Bletilla striata polysaccharides promote the proliferation and migration of human gingival fibroblasts on titanium surfaces via the PI3K/AKT pathway: a preliminary in vitro study

To investigate the effects of Bletilla striata polysaccharides (BSPs) on the proliferation and migration of human gingival fibroblasts (HGFs) on titanium surfaces and clarify the regulatory role of the PI3K/AKT signaling pathway. Primary HGFs were isolated from healthy gingival tissues and subjected to hematoxylin‒eosin (HE) staining and immunofluorescence (purity ≥ 95%). HGFs were cocultured with titanium sheets and divided into control, BSP (800 µg/mL, optimal concentration), and BSP + wortmannin (WM, PI3K inhibitor) groups. Cell proliferation was evaluated by a CCK-8 assay, live/dead staining, and quantitative real-time PCR (qRT‒PCR) for Ki67 and PCNA mRNA expression. Cell migration was detected by scratch wound healing and Transwell assays. ELISA was used to measure the secretion of fibronectin (FN) and type I collagen (COLI) in the culture medium. Scanning electron microscopy (SEM) was used to observe the cell morphology on the titanium surfaces.
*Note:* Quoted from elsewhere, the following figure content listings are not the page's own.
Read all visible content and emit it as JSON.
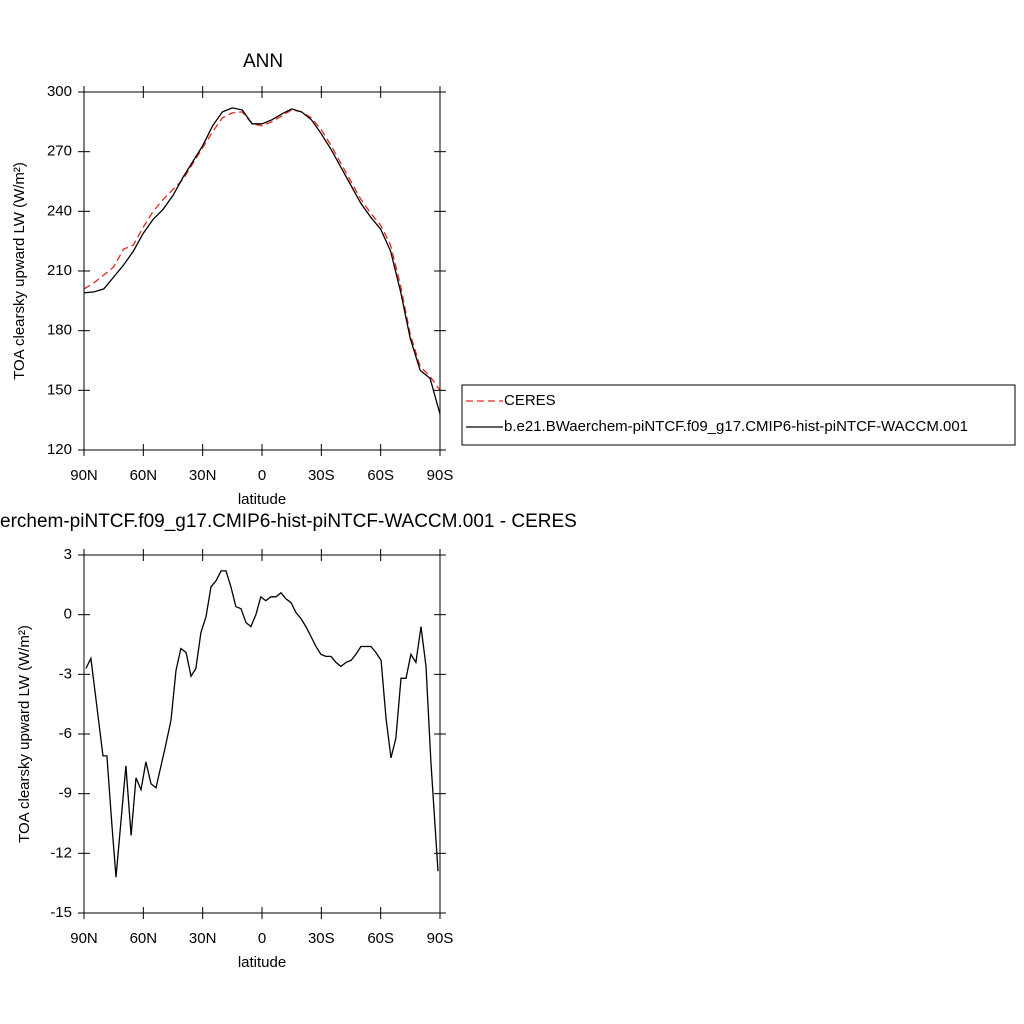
{
  "chart_data": [
    {
      "type": "line",
      "title": "ANN",
      "xlabel": "latitude",
      "ylabel": "TOA clearsky upward LW (W/m²)",
      "x": [
        90,
        85,
        80,
        75,
        70,
        65,
        60,
        55,
        50,
        45,
        40,
        35,
        30,
        25,
        20,
        15,
        10,
        5,
        0,
        -5,
        -10,
        -15,
        -20,
        -25,
        -30,
        -35,
        -40,
        -45,
        -50,
        -55,
        -60,
        -65,
        -70,
        -75,
        -80,
        -85,
        -90
      ],
      "series": [
        {
          "name": "CERES",
          "color": "#e8261c",
          "line_style": "dashed",
          "values": [
            201,
            204,
            208,
            212,
            221,
            223,
            232,
            240,
            246,
            251,
            256,
            264,
            272,
            280,
            287,
            289.5,
            290,
            284,
            283,
            285,
            288,
            291,
            290,
            287,
            281,
            273,
            264,
            255,
            246,
            239,
            233,
            223,
            203,
            178,
            162,
            157,
            150
          ]
        },
        {
          "name": "b.e21.BWaerchem-piNTCF.f09_g17.CMIP6-hist-piNTCF-WACCM.001",
          "color": "#000000",
          "line_style": "solid",
          "values": [
            199,
            199.5,
            201,
            207,
            213,
            220,
            229,
            236,
            241,
            248,
            257,
            265,
            273,
            283,
            290,
            292,
            291,
            284,
            284,
            286,
            289,
            291.5,
            290,
            286,
            279,
            271,
            262,
            253,
            244,
            237,
            231,
            220,
            200,
            176,
            160,
            156,
            138
          ]
        }
      ],
      "xlim": [
        90,
        -90
      ],
      "xticks": [
        {
          "value": 90,
          "label": "90N"
        },
        {
          "value": 60,
          "label": "60N"
        },
        {
          "value": 30,
          "label": "30N"
        },
        0,
        {
          "value": -30,
          "label": "30S"
        },
        {
          "value": -60,
          "label": "60S"
        },
        {
          "value": -90,
          "label": "90S"
        }
      ],
      "ylim": [
        120,
        300
      ],
      "yticks": [
        120,
        150,
        180,
        210,
        240,
        270,
        300
      ],
      "grid": false,
      "legend": "right"
    },
    {
      "type": "line",
      "title": "erchem-piNTCF.f09_g17.CMIP6-hist-piNTCF-WACCM.001 - CERES",
      "xlabel": "latitude",
      "ylabel": "TOA clearsky upward LW (W/m²)",
      "x": [
        89,
        86.5,
        80.4,
        78.4,
        75.8,
        73.8,
        68.8,
        66.2,
        63.7,
        61.2,
        58.7,
        56.1,
        53.6,
        49.0,
        46.0,
        43.5,
        41.0,
        38.4,
        35.9,
        33.4,
        30.9,
        28.3,
        25.8,
        23.3,
        20.7,
        18.2,
        15.7,
        13.2,
        10.6,
        8.1,
        5.6,
        3.1,
        0.6,
        -1.9,
        -4.5,
        -7.1,
        -9.6,
        -12.1,
        -14.7,
        -17.2,
        -19.7,
        -22.2,
        -24.8,
        -27.3,
        -29.8,
        -32.3,
        -34.9,
        -37.4,
        -39.9,
        -42.5,
        -45.0,
        -47.5,
        -50.0,
        -52.6,
        -55.1,
        -57.6,
        -60.2,
        -62.7,
        -65.2,
        -67.7,
        -70.3,
        -72.8,
        -75.3,
        -77.8,
        -80.4,
        -82.9,
        -85.4,
        -89
      ],
      "values": [
        -2.7,
        -2.2,
        -7.1,
        -7.1,
        -10.7,
        -13.2,
        -7.6,
        -11.1,
        -8.2,
        -8.8,
        -7.4,
        -8.5,
        -8.7,
        -6.7,
        -5.3,
        -2.8,
        -1.7,
        -1.9,
        -3.1,
        -2.7,
        -0.9,
        -0.1,
        1.4,
        1.7,
        2.2,
        2.2,
        1.4,
        0.4,
        0.3,
        -0.4,
        -0.6,
        0.0,
        0.9,
        0.7,
        0.9,
        0.9,
        1.1,
        0.8,
        0.6,
        0.1,
        -0.2,
        -0.6,
        -1.1,
        -1.6,
        -2.0,
        -2.1,
        -2.1,
        -2.4,
        -2.6,
        -2.4,
        -2.3,
        -2.0,
        -1.6,
        -1.6,
        -1.6,
        -1.9,
        -2.3,
        -5.2,
        -7.2,
        -6.2,
        -3.2,
        -3.2,
        -2.0,
        -2.4,
        -0.6,
        -2.6,
        -7.4,
        -12.9
      ],
      "color": "#000000",
      "xlim": [
        90,
        -90
      ],
      "xticks": [
        {
          "value": 90,
          "label": "90N"
        },
        {
          "value": 60,
          "label": "60N"
        },
        {
          "value": 30,
          "label": "30N"
        },
        0,
        {
          "value": -30,
          "label": "30S"
        },
        {
          "value": -60,
          "label": "60S"
        },
        {
          "value": -90,
          "label": "90S"
        }
      ],
      "ylim": [
        -15,
        3
      ],
      "yticks": [
        -15,
        -12,
        -9,
        -6,
        -3,
        0,
        3
      ],
      "grid": false
    }
  ]
}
HE staining and immunofluorescence confirmed the successful isolation and identification of HGFs. BSPs significantly promoted HGF proliferation, as evidenced by increased CCK-8 absorbance, a higher live cell ratio, an increased proportion of Ki67/PCNA double-positive cells, and increased mRNA and protein expression levels of Ki67 and PCNA (P < 0.01). Scratch and Transwell assays revealed that BSPs enhanced HGF migratory capacity, accompanied by increased secretion of FN and COLI (P < 0.01). SEM revealed that BSPs improved cell spreading and surface coverage on titanium. Mechanistically, BSPs activated the PI3K/AKT pathway, and WM cotreatment abolished both the pathway activation and the proproliferative and promigratory effects of BSPs. BSPs promote the proliferation and migration of HGFs on titanium surfaces by activating the PI3K/AKT signaling pathway, which is associated with the upregulation of Ki67 and PCNA expression and increased FN and COLI secretion. This study provides experimental evidence for the potential application of BSPs as bioactive agents in peri-implant soft tissue regeneration, but these findings require further in vivo validation.